My wife Dorothy and I recently enjoyed a wonderful trip with our friends David and Sharon Appotive to France where we toured the Vimy Memorial and the cemeteries of the First World War, followed by a tour of the Second World War D-Day invasion sites, beaches, museums and cemeteries of Normandy. We were all moved by the horrors of both wars, the valour of our soldiers who fought and died for our freedoms, and the respect maintained for them by the Allied countries through the beauty of the memorials, and dignity of the cemeteries. The German cemetery honouring First World War soldiers was particularly interesting because a number of them had a Magen David on the headstone. The irony that families of Jewish soldiers who fought for Germany in the first war were executed during the second was not lost on us.

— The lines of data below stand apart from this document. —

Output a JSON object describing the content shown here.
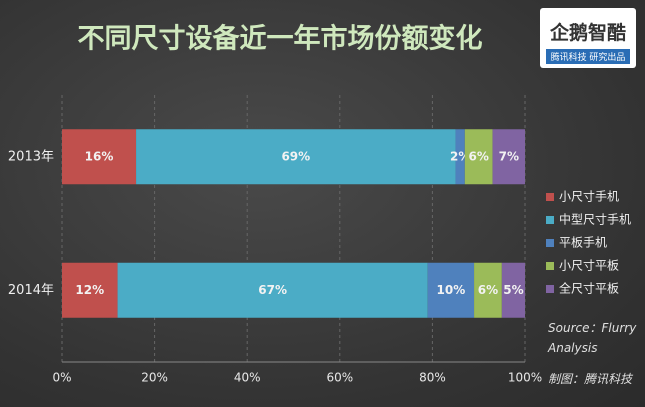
{
  "chart_data": {
    "type": "bar",
    "orientation": "horizontal",
    "stacked": true,
    "title": "不同尺寸设备近一年市场份额变化",
    "categories": [
      "2013年",
      "2014年"
    ],
    "series": [
      {
        "name": "小尺寸手机",
        "color": "#c0504d",
        "values": [
          16,
          12
        ],
        "value_labels": [
          "16%",
          "12%"
        ]
      },
      {
        "name": "中型尺寸手机",
        "color": "#4bacc6",
        "values": [
          69,
          67
        ],
        "value_labels": [
          "69%",
          "67%"
        ]
      },
      {
        "name": "平板手机",
        "color": "#4f81bd",
        "values": [
          2,
          10
        ],
        "value_labels": [
          "2%",
          "10%"
        ]
      },
      {
        "name": "小尺寸平板",
        "color": "#9bbb59",
        "values": [
          6,
          6
        ],
        "value_labels": [
          "6%",
          "6%"
        ]
      },
      {
        "name": "全尺寸平板",
        "color": "#8064a2",
        "values": [
          7,
          5
        ],
        "value_labels": [
          "7%",
          "5%"
        ]
      }
    ],
    "xlim": [
      0,
      100
    ],
    "xticks": [
      {
        "value": 0,
        "label": "0%"
      },
      {
        "value": 20,
        "label": "20%"
      },
      {
        "value": 40,
        "label": "40%"
      },
      {
        "value": 60,
        "label": "60%"
      },
      {
        "value": 80,
        "label": "80%"
      },
      {
        "value": 100,
        "label": "100%"
      }
    ],
    "grid": true,
    "source": "Source：Flurry Analysis",
    "credit": "制图：腾讯科技",
    "logo": {
      "title": "企鹅智酷",
      "subtitle": "腾讯科技 研究出品"
    }
  }
}
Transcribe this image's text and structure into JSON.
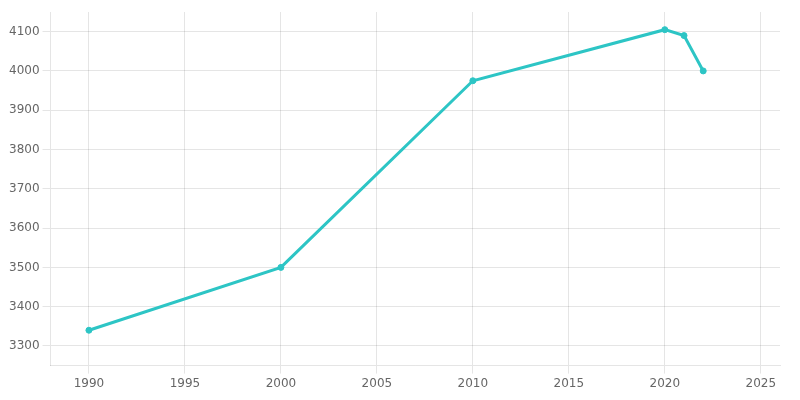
{
  "chart_data": {
    "type": "line",
    "x": [
      1990,
      2000,
      2010,
      2020,
      2021,
      2022
    ],
    "values": [
      3340,
      3500,
      3975,
      4105,
      4090,
      4000
    ],
    "color": "#2dc5c5",
    "marker": "circle",
    "xlim": [
      1988,
      2026
    ],
    "ylim": [
      3250,
      4150
    ],
    "xticks": [
      1990,
      1995,
      2000,
      2005,
      2010,
      2015,
      2020,
      2025
    ],
    "yticks": [
      3300,
      3400,
      3500,
      3600,
      3700,
      3800,
      3900,
      4000,
      4100
    ],
    "grid": true
  }
}
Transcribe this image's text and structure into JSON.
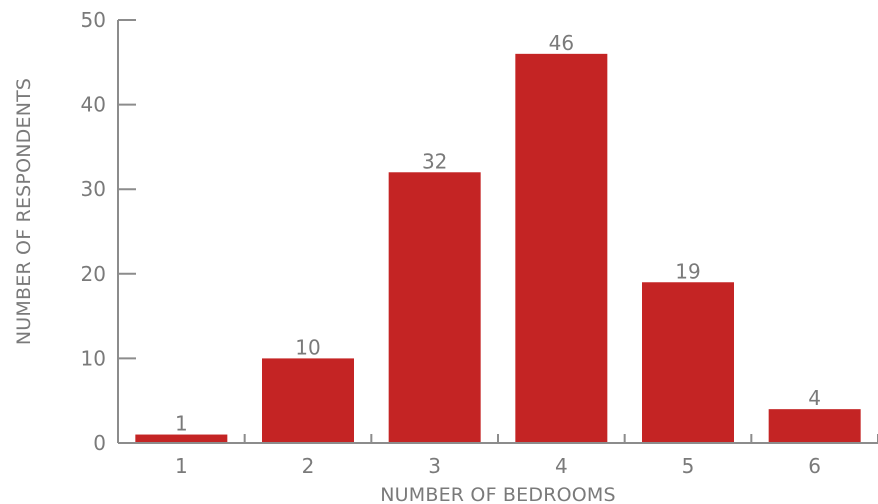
{
  "chart_data": {
    "type": "bar",
    "categories": [
      "1",
      "2",
      "3",
      "4",
      "5",
      "6"
    ],
    "values": [
      1,
      10,
      32,
      46,
      19,
      4
    ],
    "xlabel": "NUMBER OF BEDROOMS",
    "ylabel": "NUMBER OF RESPONDENTS",
    "ylim": [
      0,
      50
    ],
    "yticks": [
      0,
      10,
      20,
      30,
      40,
      50
    ],
    "data_labels": true,
    "grid": false,
    "legend": "none",
    "colors": {
      "bar": "#c42424",
      "axis": "#8c8c8c",
      "text": "#7a7a7a"
    }
  }
}
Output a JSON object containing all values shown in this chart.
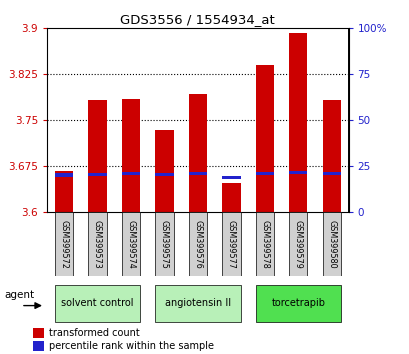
{
  "title": "GDS3556 / 1554934_at",
  "samples": [
    "GSM399572",
    "GSM399573",
    "GSM399574",
    "GSM399575",
    "GSM399576",
    "GSM399577",
    "GSM399578",
    "GSM399579",
    "GSM399580"
  ],
  "bar_base": 3.6,
  "red_values": [
    3.668,
    3.783,
    3.784,
    3.735,
    3.793,
    3.648,
    3.84,
    3.893,
    3.783
  ],
  "blue_values": [
    3.661,
    3.662,
    3.664,
    3.662,
    3.663,
    3.657,
    3.664,
    3.665,
    3.663
  ],
  "bar_width": 0.55,
  "bar_color": "#cc0000",
  "blue_color": "#2222cc",
  "ylim_left": [
    3.6,
    3.9
  ],
  "ylim_right": [
    0,
    100
  ],
  "yticks_left": [
    3.6,
    3.675,
    3.75,
    3.825,
    3.9
  ],
  "yticks_right": [
    0,
    25,
    50,
    75,
    100
  ],
  "ytick_labels_left": [
    "3.6",
    "3.675",
    "3.75",
    "3.825",
    "3.9"
  ],
  "ytick_labels_right": [
    "0",
    "25",
    "50",
    "75",
    "100%"
  ],
  "groups": [
    {
      "label": "solvent control",
      "indices": [
        0,
        1,
        2
      ],
      "color": "#b8f0b8"
    },
    {
      "label": "angiotensin II",
      "indices": [
        3,
        4,
        5
      ],
      "color": "#b8f0b8"
    },
    {
      "label": "torcetrapib",
      "indices": [
        6,
        7,
        8
      ],
      "color": "#50e050"
    }
  ],
  "agent_label": "agent",
  "legend_items": [
    {
      "label": "transformed count",
      "color": "#cc0000"
    },
    {
      "label": "percentile rank within the sample",
      "color": "#2222cc"
    }
  ],
  "grid_color": "#000000",
  "left_tick_color": "#cc0000",
  "right_tick_color": "#2222cc",
  "plot_bg_color": "#ffffff",
  "sample_box_color": "#d0d0d0"
}
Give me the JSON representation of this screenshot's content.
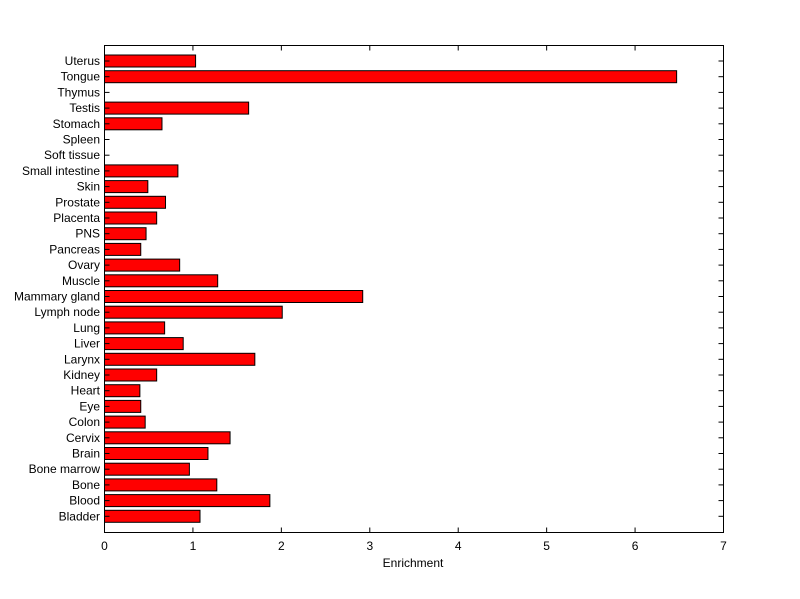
{
  "chart_data": {
    "type": "bar",
    "orientation": "horizontal",
    "categories": [
      "Uterus",
      "Tongue",
      "Thymus",
      "Testis",
      "Stomach",
      "Spleen",
      "Soft tissue",
      "Small intestine",
      "Skin",
      "Prostate",
      "Placenta",
      "PNS",
      "Pancreas",
      "Ovary",
      "Muscle",
      "Mammary gland",
      "Lymph node",
      "Lung",
      "Liver",
      "Larynx",
      "Kidney",
      "Heart",
      "Eye",
      "Colon",
      "Cervix",
      "Brain",
      "Bone marrow",
      "Bone",
      "Blood",
      "Bladder"
    ],
    "values": [
      1.03,
      6.47,
      0,
      1.63,
      0.65,
      0,
      0,
      0.83,
      0.49,
      0.69,
      0.59,
      0.47,
      0.41,
      0.85,
      1.28,
      2.92,
      2.01,
      0.68,
      0.89,
      1.7,
      0.59,
      0.4,
      0.41,
      0.46,
      1.42,
      1.17,
      0.96,
      1.27,
      1.87,
      1.08
    ],
    "title": "",
    "xlabel": "Enrichment",
    "ylabel": "",
    "xlim": [
      0,
      7
    ],
    "xticks": [
      0,
      1,
      2,
      3,
      4,
      5,
      6,
      7
    ],
    "bar_color": "#ff0000",
    "bar_edge_color": "#000000",
    "grid": false
  }
}
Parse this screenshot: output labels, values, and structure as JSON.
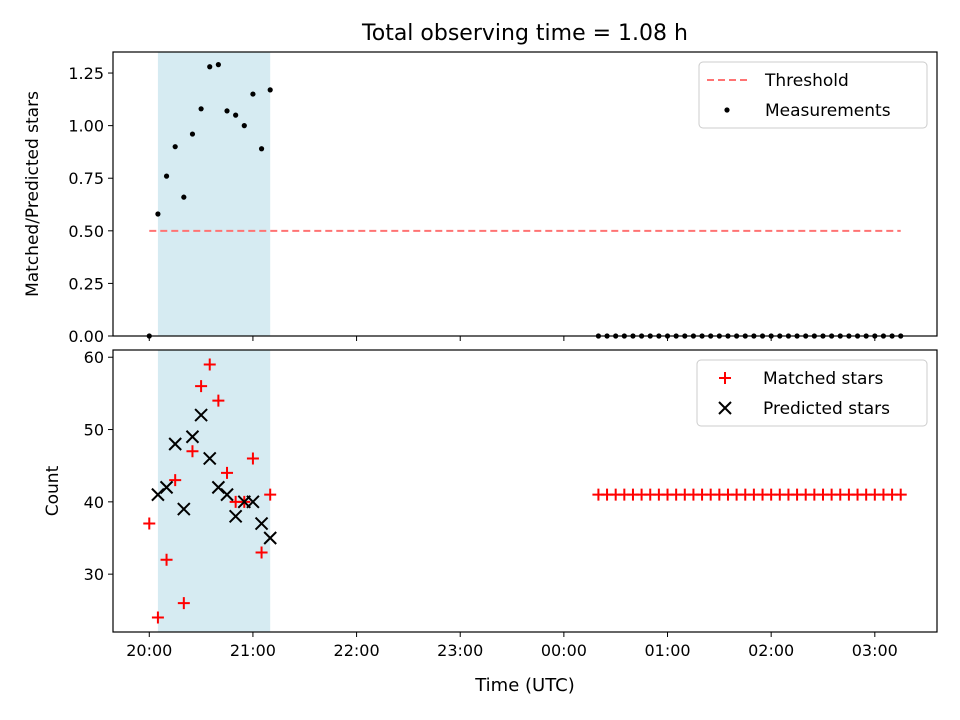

My father, who is 94, entered the war as a Canadian soldier after D-Day. Although not involved in the invasion, he was involved in the Canadian liberation of the Netherlands. My mother was a Dutch Jew who survived the war in hiding with her five brothers and parents. She met my father after coming out of hiding, married him, and I enjoy a wonderful Jewish Canadian life because of the commitment, strength and expertise of the Canadian military and the courage and tenacity of my mother’s family.
It is in the context of the emotional visit to France that I witnessed the events in Charlottesville, Virginia.
After the U.S. election, the performance – or lack of performance – of the new president of the United States was the butt of many jokes – most exquisitely by Alex Baldwin and Melissa McCarthy on “Saturday Night Live.”
Subsequent to the events in Charlottesville, however, no one is laughing – except, perhaps, some neo-Nazis and other disgusting thugs. There is very little that I can add to the commentary of many journalists and thought leaders who are all revolted by the image of neo-Nazis spewing anti-Semitic and racist bile and invectives at Jews, African Americans and other minorities. Equally, we are appalled at the president’s articulation of his tolerance for this behaviour and moral equivalence with those who resisted the thugs.
As we enter the period of the High Holidays, and all of us begin to reflect on the year passed and the year to come, it is indeed important to remember how truly blessed we are to be Jews living in Canada, enjoying the freedoms we have. It is clearly a time to be reminded of the importance of the vigilance and active work required to sustain these freedoms. I challenge us all, in whatever way works, to do something next year that adds tangibly to our sustainability. There are numerous opportunities in a host of Jewish institutions in Ottawa and in Israel to give of your time and energy to sustain that which we cherish. It is the least we can do for those who fought and died for us, and for those who will come after us.